Documentazione e comunicazione
Esiste uno specifico paragrafo in cui dichiariamo che bisogna dare delle indicazioni di finanziamento sui progetti che facciamo. Quando formuliamo un progetto dobbiamo fare attenzione alla terminologia, a un analisi ben precisa del contesto in loco, dei dati, un flusso di informazioni e comunicazioni che parte a livello locale e che poi deve arrivare a Roma dove approviamo effettivamente le iniziative. Prima di essere approvato un progetto deve tenere conto di tutti questi principi. Per quanto riguarda la comunicazione ci interessa intanto una comunicazione che riguardi l’intero sistema Italia. Tutto questo significa mettere in una rete tutto ciò che il Ministero fa, abbiamo un ufficio stampa, un settore dedicato alla comunicazione; la rete andrebbe costruita mettendo in relazione questi elementi.

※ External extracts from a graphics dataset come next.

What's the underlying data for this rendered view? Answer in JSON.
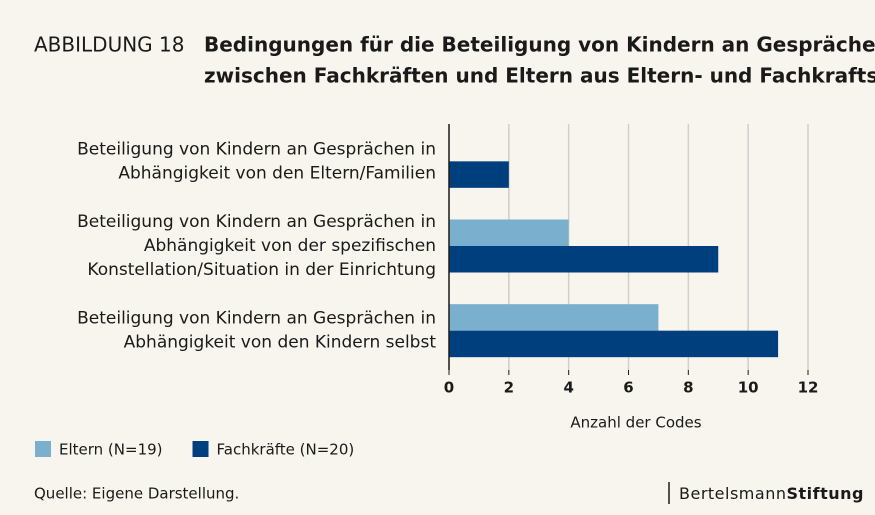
{
  "chart_data": {
    "type": "bar",
    "orientation": "horizontal",
    "figure_label": "ABBILDUNG 18",
    "title": [
      "Bedingungen für die Beteiligung von Kindern an Gesprächen",
      "zwischen Fachkräften und Eltern aus Eltern- und Fachkraftsicht"
    ],
    "categories": [
      [
        "Beteiligung von Kindern an Gesprächen in",
        "Abhängigkeit von den Eltern/Familien"
      ],
      [
        "Beteiligung von Kindern an Gesprächen in",
        "Abhängigkeit von der spezifischen",
        "Konstellation/Situation in der Einrichtung"
      ],
      [
        "Beteiligung von Kindern an Gesprächen in",
        "Abhängigkeit von den Kindern selbst"
      ]
    ],
    "series": [
      {
        "name": "Eltern (N=19)",
        "color": "#7aafcd",
        "values": [
          0,
          4,
          7
        ]
      },
      {
        "name": "Fachkräfte (N=20)",
        "color": "#003f7d",
        "values": [
          2,
          9,
          11
        ]
      }
    ],
    "xlim": [
      0,
      12
    ],
    "xticks": [
      0,
      2,
      4,
      6,
      8,
      10,
      12
    ],
    "xlabel": "Anzahl der Codes",
    "grid": true,
    "legend": "bottom-left",
    "source": "Quelle: Eigene Darstellung.",
    "brand": [
      "Bertelsmann",
      "Stiftung"
    ]
  }
}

Insisto sulla comunicazione perché è un’indicazione che abbiamo avuto dal nostro direttore generale che ci invita a dare visibilità all’Italia e a quello che è il sistema italiano, mettendo in relazione tutti questi attori. Per mettere in relazione gli attori però bisogna prima comunicare e trovare dei momenti di incontro e di discussione nelle varie forme che possono essere definite. All’interno delle Linee Guida noi parliamo di aspetti che più riguardano l’efficacia delle iniziative attraverso i nostri referenti internazionali. Sarebbe importante per esempio per noi che siamo tenuti a riportare le nostre attività all’OCSE-DAC (Development Co-operation Directorate) un indicatore che parlasse di disabilità che non è mai menzionata tra gli indicatori e i target. Esiste uno studio sugli Expert Meeting, un gruppo di esperti che ha lavorato sugli obiettivi del millennio, che sono tuttavia molto generali e in cui la disabilità non appare. Il problema è che la disabilità non è ancora una tematica trasversale che dovrebbe avere un suo rilievo proprio perché attraversa tutto, la povertà, i minori, le donne, il momento della nascita, una trasversalità che dovrebbe essere tenuta in considerazione nel momento in cui formuliamo il progetto.

Risorse e investimenti
Per quanto riguarda la disabilità abbiamo i vari finanziamenti ma non sappiamo quali saranno i risultati futuri dato che il nostro paese sta vivendo una situazione,come tutta l’Europa, di difficoltà e da questo non si può prescindere. Abbiamo sicuramente avuto indicazioni sulla riduzione delle spese. Ciò significa lavorare con pochi soldi, cercando però di mantenere una qualità alta degli interventi e di sfruttare al meglio le nostre potenzialità. Con tanti soldi ci si cura in genere di meno del dettaglio, con pochi soldi invece tutto quello che fai deve funzionare, è necessario fare molta più attenzione all’obiettivo, non devono esserci perdite o fuoriuscite che non portano poi a nessun risultato.

Il principio della sostenibilità, che ovviamente già appartiene ai nostri progetti, diventa ancora più importante. Dobbiamo far sì che i nostri progetti siano sostenibili, lavorare affinché i nostri partner possano lavorare. L’analisi del contesto e delle sue potenzialità in questi casi diventa ancora più importante. La politica e la normativa diventano essenziali così anche per la persona con disabilità, il fatto di potervi fare riferimento. Sensibilizzare i governi sull’attività della società civile e far comunicare queste due entità soprattutto nei paesi in via di sviluppo diventa poi estremamente importante.